To furnish a room in a model home, an interior decorator is to select 2 chairs and 2 tables from a collection of chairs and tables in a warehouse that are all different from each other. If there are 5 chairs in the warehouse and if 150 different combinations are possible, how many tables are in the warehouse?

Answer 1

The number of tables in the warehouse are:

6

Explanation:

We know that the method of combination is used to find the number of combinations possible in order to select r items from a set of n items

and is given by:

`n_C_r=(n!)/(r!* (n-r)!)`

Now, it is given that:

In order to furnish a room we have to select 2 chairs and 2 tables from 5 chairs and let there are t tables.
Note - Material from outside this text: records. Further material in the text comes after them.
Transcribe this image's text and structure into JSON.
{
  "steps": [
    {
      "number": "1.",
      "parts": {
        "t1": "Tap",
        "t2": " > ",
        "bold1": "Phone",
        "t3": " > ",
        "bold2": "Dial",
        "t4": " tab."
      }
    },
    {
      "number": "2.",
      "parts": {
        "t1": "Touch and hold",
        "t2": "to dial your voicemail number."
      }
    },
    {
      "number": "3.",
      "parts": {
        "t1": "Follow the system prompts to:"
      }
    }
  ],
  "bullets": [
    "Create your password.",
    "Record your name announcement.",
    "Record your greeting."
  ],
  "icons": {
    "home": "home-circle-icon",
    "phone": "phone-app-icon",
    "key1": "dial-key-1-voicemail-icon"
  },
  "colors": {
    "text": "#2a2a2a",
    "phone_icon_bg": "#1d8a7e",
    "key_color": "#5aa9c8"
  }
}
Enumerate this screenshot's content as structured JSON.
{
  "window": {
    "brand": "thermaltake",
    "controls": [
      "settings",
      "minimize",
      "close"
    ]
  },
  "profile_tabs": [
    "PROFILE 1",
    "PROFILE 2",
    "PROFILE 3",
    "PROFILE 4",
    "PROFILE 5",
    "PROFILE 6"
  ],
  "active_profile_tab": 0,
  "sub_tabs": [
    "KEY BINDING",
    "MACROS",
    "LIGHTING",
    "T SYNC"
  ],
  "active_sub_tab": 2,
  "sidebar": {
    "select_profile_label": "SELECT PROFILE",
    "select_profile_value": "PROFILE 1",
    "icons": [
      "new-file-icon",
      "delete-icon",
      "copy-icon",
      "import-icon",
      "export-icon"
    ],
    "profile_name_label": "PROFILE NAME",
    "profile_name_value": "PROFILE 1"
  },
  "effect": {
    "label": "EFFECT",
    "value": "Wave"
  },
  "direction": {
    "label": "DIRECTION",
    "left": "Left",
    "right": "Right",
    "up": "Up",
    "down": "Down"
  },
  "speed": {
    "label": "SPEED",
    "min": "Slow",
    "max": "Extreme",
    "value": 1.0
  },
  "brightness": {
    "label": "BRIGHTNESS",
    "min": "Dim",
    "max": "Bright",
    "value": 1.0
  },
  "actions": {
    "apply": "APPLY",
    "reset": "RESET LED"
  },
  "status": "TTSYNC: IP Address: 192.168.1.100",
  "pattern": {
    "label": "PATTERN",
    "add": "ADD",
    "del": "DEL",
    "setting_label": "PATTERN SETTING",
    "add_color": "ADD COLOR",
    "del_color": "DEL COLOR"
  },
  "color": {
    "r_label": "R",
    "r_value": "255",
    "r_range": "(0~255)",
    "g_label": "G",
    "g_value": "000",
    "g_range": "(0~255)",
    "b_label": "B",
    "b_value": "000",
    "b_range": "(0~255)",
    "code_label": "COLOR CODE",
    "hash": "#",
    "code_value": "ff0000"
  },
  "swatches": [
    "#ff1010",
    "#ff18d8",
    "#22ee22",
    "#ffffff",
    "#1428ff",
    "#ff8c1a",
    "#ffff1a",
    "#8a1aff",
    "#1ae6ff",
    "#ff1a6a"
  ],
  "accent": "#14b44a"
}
Also, the total number of combinations possible are: 150

i.e.

`5_C_2* t_C_2=150\\\\i.e.\\\\(5!)/(2!* (5-2)!)* (t!)/(2!* (t-2)!)=150\\\\(5!)/(2!* 3!)* (t(t-1)(t-2)!)/(2* (t-2)!)=150\\\\10* (t(t-1))/(2)=150\\\\5t(t-1)=150\\\\t(t-1)=30\\\\t^2-t-30=0\\\\t^2-6t+5t-30=0\\\\t(t-6)+5(t-6)=0\\\\(t+5)(t-6)=0\\\\i.e.\\\\t=-5\ or\ t=6`

But the number of table can't be negative.

Hence, we get:

`t=6`

There are 6 tables in the warehouse.